Reading the data
df<-read.csv("https://raw.githubusercontent.com/tmatis12/datafiles/main/US_Japanese_Cars.csv")
ucars<-df$USCars
jcars<-df$JapaneseCars
Check for normality
qqnorm(ucars,main = "Normal Q-Q plot for US cars")
qqline(ucars)
qqnorm(jcars,main = "Normal Q-Q plot for Japanese cars")
qqline(jcars)
Since the data points for both US cars and Japanese cars lie approximately in a straight line in their normal Q-Q plots,we can assume that they are approximately normally distributed.
boxplot(ucars,jcars,names = c("US Cars","Japanese Cars"), main="boxplot of US Cars and Japanese Cars")
log_ucars <- log(ucars)
log_jcars <- log(jcars)
boxplot(log_ucars,log_jcars,names = c("log US Cars","log Japanese Cars"), main="boxplot of logs US Cars and Japanese Cars data points")
After log transformation: Since the interquartile range looks similar for log of the US Cars and Japanese Cars ( IQR of log of Japanese Cars ~ log of IQR of US Cars),so we can conclude that the variance of these transformed population samples are approximately constant.
#Performing Two-sample T-test
a <-0.05
dof <-35+28-2
t_critical <-qt(1-a/2,dof)
t_critical
## [1] 1.999624
Comment: The cut off value for t-critical is plus or minus 2.
?t.test
t.test(log_ucars,log_jcars,var.equal = TRUE,alternative="less")
##
## Two Sample t-test
##
## data: log_ucars and log_jcars
## t = -9.4828, df = 61, p-value = 6.528e-14
## alternative hypothesis: true difference in means is less than 0
## 95 percent confidence interval:
## -Inf -0.4366143
## sample estimates:
## mean of x mean of y
## 2.741001 3.270957
a.Sample average for log of mpg of cars manufactured in the US = 2.74 Sample average for log of mpg of cars manufactured in the US = 3.27
b.Since p value is smaller than 0.05 and our t-test is outside the t-critical range. On this basis,we reject the null hypothesis.

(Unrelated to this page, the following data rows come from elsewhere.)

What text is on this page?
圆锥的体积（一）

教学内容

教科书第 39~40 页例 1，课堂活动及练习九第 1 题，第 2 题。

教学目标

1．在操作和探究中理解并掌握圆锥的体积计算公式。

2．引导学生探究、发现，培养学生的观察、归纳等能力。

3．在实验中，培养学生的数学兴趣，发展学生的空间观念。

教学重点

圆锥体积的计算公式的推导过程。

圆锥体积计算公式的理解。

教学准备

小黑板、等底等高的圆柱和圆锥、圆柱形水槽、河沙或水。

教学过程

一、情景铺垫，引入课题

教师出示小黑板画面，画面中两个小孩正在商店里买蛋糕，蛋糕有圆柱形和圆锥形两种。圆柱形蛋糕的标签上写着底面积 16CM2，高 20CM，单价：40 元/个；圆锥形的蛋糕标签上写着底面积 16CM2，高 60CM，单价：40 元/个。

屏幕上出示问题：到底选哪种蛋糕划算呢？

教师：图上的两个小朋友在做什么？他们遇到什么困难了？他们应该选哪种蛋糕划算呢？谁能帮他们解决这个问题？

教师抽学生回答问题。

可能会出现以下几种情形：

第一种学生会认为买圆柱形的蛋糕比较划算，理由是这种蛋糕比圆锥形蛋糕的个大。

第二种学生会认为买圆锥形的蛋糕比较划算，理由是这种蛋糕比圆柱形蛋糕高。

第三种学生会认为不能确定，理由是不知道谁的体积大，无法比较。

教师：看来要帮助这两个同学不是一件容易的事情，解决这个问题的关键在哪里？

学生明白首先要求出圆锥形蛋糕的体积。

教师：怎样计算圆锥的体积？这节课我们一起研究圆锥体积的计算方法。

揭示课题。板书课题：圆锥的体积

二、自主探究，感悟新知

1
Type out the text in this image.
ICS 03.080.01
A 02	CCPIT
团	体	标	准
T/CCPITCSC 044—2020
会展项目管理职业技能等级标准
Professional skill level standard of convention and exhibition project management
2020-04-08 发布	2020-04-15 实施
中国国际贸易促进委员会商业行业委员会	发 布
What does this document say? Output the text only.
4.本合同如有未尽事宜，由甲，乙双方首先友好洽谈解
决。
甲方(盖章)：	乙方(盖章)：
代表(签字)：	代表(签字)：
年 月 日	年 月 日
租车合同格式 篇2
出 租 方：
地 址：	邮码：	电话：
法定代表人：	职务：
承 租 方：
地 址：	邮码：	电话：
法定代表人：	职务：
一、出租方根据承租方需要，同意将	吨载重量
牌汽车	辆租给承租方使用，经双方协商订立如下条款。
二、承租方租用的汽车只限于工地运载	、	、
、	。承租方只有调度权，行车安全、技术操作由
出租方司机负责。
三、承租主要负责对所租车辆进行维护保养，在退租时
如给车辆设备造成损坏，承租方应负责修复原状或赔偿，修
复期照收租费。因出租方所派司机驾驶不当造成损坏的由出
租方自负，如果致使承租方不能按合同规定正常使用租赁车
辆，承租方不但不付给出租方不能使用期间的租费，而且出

On conclusion, the mean of mpg of cars manufactured in the US is not equal to that of those manufactured in Japan.The means are significantly different.
#Reading the data
df<-read.csv("https://raw.githubusercontent.com/tmatis12/datafiles/main/US_Japanese_Cars.csv")
ucars<-df$USCars
jcars<-df$JapaneseCars
#Check for normality
qqnorm(ucars,main = "Normal Q-Q plot for US cars")
qqline(ucars)
qqnorm(jcars,main = "Normal Q-Q plot for Japanese cars")
qqline(jcars)
#Check for constant variance
boxplot(ucars,jcars,names = c("US Cars","Japanese Cars"), main="boxplot of US Cars and Japanese Cars")
#Log Transformation
log_ucars <- log(ucars)
log_jcars <- log(jcars)
boxplot(log_ucars,log_jcars,names = c("log US Cars","log Japanese Cars"), main="boxplot of logs US Cars and Japanese Cars data points")
#T-test
a <-0.05
dof <-35+28-2
t_critical <-qt(1-a/2,dof)
t_critical
?t.test
t.test(log_ucars,log_jcars,var.equal = TRUE,alternative="less")
Comment 2:
Since the interquartile range differs for US Cars and Japanese Cars ( IQR of Japanese Cars > IQR of US Cars),so we can conclude that the variance is not constant.